Today, some of the biggest banks in the U.S. kicked off earnings season (I know, is it earnings season again already?) with mixed results, and their reports reignited fears of a potential 2023 recession. We don't always talk about earnings season in this newsletter, but quarterly earnings are a great time to assess the health of the economy by looking at corporate performance.
JPMorgan Chase, Bank of America, Wells Fargo, and Citi beat analyst expectations on earnings in the fourth quarter thanks in part to higher interest rates that made borrowing more expensive. However, that doesn't mean all of the major banks saw growth. Wells Fargo reported its profit was down 50% from a year ago, on higher reserves and settlement costs. Citi's profit was 21% lower than it was in the same period in 2021.
In its report, JPMorgan predicted a "mild recession" this year, and that has investors concerned.

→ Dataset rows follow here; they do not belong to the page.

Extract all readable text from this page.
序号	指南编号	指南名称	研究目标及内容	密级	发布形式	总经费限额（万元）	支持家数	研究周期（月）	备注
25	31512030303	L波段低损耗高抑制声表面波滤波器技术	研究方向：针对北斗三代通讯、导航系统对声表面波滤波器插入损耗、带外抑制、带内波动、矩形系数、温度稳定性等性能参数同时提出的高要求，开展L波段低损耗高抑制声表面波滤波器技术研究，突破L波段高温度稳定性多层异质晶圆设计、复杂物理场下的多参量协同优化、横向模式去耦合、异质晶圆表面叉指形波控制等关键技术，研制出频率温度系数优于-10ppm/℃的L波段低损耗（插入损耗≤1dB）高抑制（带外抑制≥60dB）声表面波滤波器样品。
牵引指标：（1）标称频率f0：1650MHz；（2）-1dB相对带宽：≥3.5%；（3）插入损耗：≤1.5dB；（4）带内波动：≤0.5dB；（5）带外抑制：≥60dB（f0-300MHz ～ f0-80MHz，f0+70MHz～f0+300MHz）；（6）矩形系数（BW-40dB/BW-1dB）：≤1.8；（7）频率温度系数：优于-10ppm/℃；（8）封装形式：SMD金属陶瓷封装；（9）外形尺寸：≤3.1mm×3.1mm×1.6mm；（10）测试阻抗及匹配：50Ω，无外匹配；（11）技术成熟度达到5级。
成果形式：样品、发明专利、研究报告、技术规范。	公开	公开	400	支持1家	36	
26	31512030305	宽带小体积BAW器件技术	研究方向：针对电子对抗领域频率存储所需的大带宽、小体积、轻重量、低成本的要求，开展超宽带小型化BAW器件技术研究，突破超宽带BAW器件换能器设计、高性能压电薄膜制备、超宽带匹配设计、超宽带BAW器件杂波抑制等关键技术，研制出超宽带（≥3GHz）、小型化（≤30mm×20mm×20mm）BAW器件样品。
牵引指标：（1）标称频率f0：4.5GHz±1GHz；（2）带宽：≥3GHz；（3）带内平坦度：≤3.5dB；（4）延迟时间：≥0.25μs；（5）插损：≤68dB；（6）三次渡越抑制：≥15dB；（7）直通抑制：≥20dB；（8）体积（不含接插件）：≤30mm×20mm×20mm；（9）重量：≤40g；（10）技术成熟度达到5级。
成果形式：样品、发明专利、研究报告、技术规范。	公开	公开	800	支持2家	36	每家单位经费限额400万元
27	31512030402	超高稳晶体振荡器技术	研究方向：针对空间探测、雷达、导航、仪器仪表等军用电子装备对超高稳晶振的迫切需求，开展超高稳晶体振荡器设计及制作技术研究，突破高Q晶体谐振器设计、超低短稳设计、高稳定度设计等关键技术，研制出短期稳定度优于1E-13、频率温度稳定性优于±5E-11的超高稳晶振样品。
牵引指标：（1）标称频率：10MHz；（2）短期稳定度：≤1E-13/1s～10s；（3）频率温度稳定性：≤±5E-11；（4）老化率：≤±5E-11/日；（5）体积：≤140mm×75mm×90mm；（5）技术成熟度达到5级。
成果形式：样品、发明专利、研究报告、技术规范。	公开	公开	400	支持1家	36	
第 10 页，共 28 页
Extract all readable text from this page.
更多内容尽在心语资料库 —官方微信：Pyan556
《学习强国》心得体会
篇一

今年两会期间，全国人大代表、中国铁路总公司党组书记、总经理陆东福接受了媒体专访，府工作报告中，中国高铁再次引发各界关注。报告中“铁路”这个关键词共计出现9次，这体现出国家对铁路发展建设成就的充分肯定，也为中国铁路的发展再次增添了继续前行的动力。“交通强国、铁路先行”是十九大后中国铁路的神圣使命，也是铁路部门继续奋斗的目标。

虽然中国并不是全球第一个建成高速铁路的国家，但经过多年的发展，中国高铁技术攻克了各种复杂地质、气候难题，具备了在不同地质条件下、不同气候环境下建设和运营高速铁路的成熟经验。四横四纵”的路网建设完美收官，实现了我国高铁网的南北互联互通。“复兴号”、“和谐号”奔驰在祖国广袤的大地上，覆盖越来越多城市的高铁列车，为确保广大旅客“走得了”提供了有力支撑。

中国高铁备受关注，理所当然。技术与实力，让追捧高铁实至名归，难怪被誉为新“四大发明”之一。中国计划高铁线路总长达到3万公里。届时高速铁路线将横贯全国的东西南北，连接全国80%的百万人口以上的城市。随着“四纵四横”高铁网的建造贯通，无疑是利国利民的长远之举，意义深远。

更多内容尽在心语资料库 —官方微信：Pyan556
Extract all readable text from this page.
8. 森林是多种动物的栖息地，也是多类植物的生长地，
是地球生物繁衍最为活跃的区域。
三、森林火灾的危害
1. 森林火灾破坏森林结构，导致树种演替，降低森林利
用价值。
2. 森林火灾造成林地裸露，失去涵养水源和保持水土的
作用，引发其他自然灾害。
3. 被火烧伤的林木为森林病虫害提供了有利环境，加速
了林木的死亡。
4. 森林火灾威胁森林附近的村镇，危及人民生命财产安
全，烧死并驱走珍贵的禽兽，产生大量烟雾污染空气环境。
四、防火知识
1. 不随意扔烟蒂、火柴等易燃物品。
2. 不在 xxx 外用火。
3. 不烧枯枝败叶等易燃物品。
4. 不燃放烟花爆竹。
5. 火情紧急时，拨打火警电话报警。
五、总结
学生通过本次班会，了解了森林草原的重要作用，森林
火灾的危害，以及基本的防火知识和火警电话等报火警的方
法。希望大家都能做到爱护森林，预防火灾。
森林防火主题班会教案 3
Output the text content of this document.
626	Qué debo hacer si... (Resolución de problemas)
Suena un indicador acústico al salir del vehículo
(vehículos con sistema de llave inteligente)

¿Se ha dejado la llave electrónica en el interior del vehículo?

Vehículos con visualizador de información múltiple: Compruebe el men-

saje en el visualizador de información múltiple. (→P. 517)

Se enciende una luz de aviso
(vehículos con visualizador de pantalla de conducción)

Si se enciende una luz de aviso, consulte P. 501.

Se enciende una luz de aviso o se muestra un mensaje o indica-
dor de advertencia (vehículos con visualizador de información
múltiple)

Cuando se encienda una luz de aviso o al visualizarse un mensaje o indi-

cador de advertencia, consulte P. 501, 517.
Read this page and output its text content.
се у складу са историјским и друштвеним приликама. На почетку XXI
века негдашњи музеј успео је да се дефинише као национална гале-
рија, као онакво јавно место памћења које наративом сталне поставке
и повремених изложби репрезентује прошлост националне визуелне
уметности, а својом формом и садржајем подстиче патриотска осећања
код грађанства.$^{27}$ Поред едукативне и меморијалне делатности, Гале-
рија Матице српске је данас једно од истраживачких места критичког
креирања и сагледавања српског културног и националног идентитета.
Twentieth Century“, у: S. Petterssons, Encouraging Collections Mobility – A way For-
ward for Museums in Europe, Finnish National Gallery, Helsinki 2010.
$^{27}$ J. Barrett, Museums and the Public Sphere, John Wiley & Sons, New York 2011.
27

Bank of America also described the economic environment as one that is "increasingly slowing," while Wells Fargo estimated that bank deposit balances—which swelled as Americans increased their savings throughout the pandemic—would decrease over time, returning to "pre-pandemic levels."
While banks tend to perform well in rising interest rate environments, there are still concerns that continued rate hikes will tip the economy into a recession, which is good for no one. As the jobs market has continued to remain resilient, there has been optimism that perhaps the U.S. economy is strong enough to withstand the Fed's rate hikes and avoid a recession altogether. Today's bank earnings raised doubts on that hope.
Stocks are mixed today as investors remain concerned about a recession this year—even if it might be a mild one.